おっかさんが気にするなと手を振る。このベテラン寮母は寮生におっかさん呼びを強制し、土門を始め誰も本名を知らないことは公然の秘密だ。
そしてお千香は諸手を上げていた。
「うわぁ、モデルさんみたい」
「素敵な人ー。この身長でゴスが似合うって、そういないよね」
「もしかして、大学で噂の魔女さんだったりして?」
「うっそ! マジ? あたしら超ラッキー」
大学内ではあまり見られない光景である。女子高生たちは遠慮がなかった。
遅れてやってきた舜治は、玄関をそっと覗きながらこぼす。
「俺……あそこに混ざるなんて無理だわ」
「ほんとにすみません」
謝ることがすっかり板についてきた土門だった。
「こちらの男性が東浦さん。高等部三階の怪奇現象を解決した霊能者の方です。今回の幽霊騒ぎのために来ていただきました。うちの大学の二年生ですが、その実力は疑いようもありません」
ようやくお千香フィーバーが落ち着き、土門の仕切りで始まったのだが。
「ぷっ」
お千香が噴き出した。無理もない。
犯行の主犯が解決した者を紹介するというのは、奇妙以外の何者でもないのだから。舜治でさえ苦笑いを堪えているのがそれを物語っている。
かろうじて目による牽制をしておく。
「先生、そちらのお姉様が霊能者じゃないんですか?」
「そうそう」
誰の目にもそう映る。しかも女子高生からはお姉様と呼ばれるのが確定か。
「彼女は藤堂さん。彼のアシスタ「嫁です!」ン……」
遮り断言までする。まあ母親の了承は取ってあるようなもの。後は妹か――この時、お千香はまだ知る由もないのだが。
少女たちから黄色い声が上がる。土門もびっくり眼をしていた――学生結婚なのか、と。自分は彼氏がいたこともないのに。
「物部の神通力はそんなことまで……」
それは違う。きっかけは確かにそうだったが、恋愛ごとまで万能ではない。
――帰りたい。
舜治がそう内心つぶやくのも無理はないと思われた。状況を打破するために――もとい早く帰るために手を打つ。
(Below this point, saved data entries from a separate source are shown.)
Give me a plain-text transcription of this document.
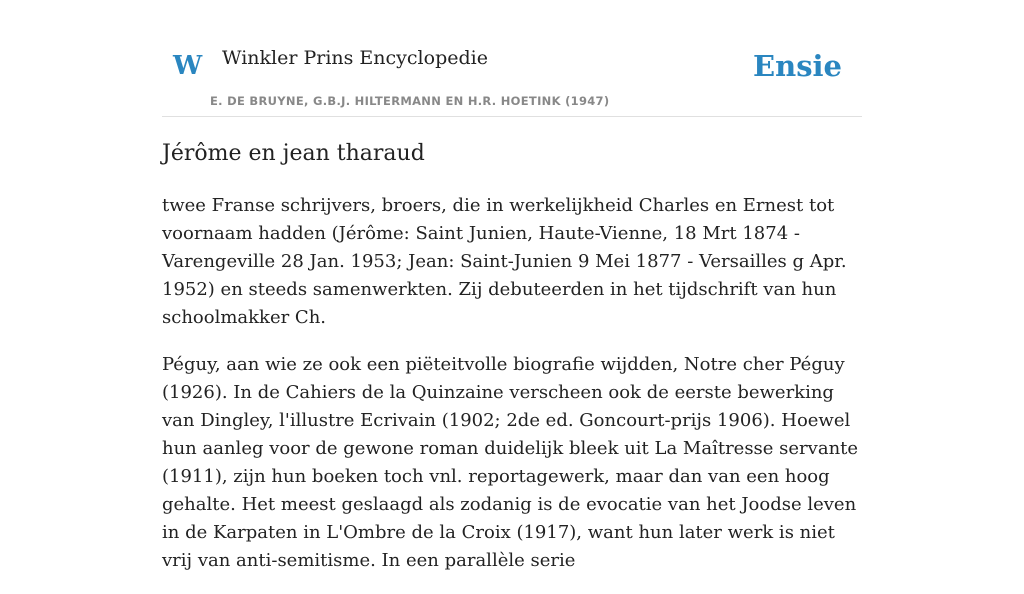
W Winkler Prins Encyclopedie
E. DE BRUYNE, G.B.J. HILTERMANN EN H.R. HOETINK (1947)
Ensie
Jérôme en jean tharaud

twee Franse schrijvers, broers, die in werkelijkheid Charles en Ernest tot voornaam hadden (Jérôme: Saint Junien, Haute-Vienne, 18 Mrt 1874 - Varengeville 28 Jan. 1953; Jean: Saint-Junien 9 Mei 1877 - Versailles g Apr. 1952) en steeds samenwerkten. Zij debuteerden in het tijdschrift van hun schoolmakker Ch.

Péguy, aan wie ze ook een piëteitvolle biografie wijdden, Notre cher Péguy (1926). In de Cahiers de la Quinzaine verscheen ook de eerste bewerking van Dingley, l'illustre Ecrivain (1902; 2de ed. Goncourt-prijs 1906). Hoewel hun aanleg voor de gewone roman duidelijk bleek uit La Maîtresse servante (1911), zijn hun boeken toch vnl. reportagewerk, maar dan van een hoog gehalte. Het meest geslaagd als zodanig is de evocatie van het Joodse leven in de Karpaten in L'Ombre de la Croix (1917), want hun later werk is niet vrij van anti-semitisme. In een parallèle serie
「外から建物ごと除霊しますんで……ああ、みなさんはそのままで結構です」
踵を返す舜治に、どうやって囲みをすり抜けたのかお千香が追従する。誰もその動きに気付かなかったほどに。
ただし、そこへ待ったがかかる。
「ちょっと待った。まあ、中に入って、幽霊に会っていったらどうだい?」
含み笑いの寮母おっかさんから意外な提案がなされた。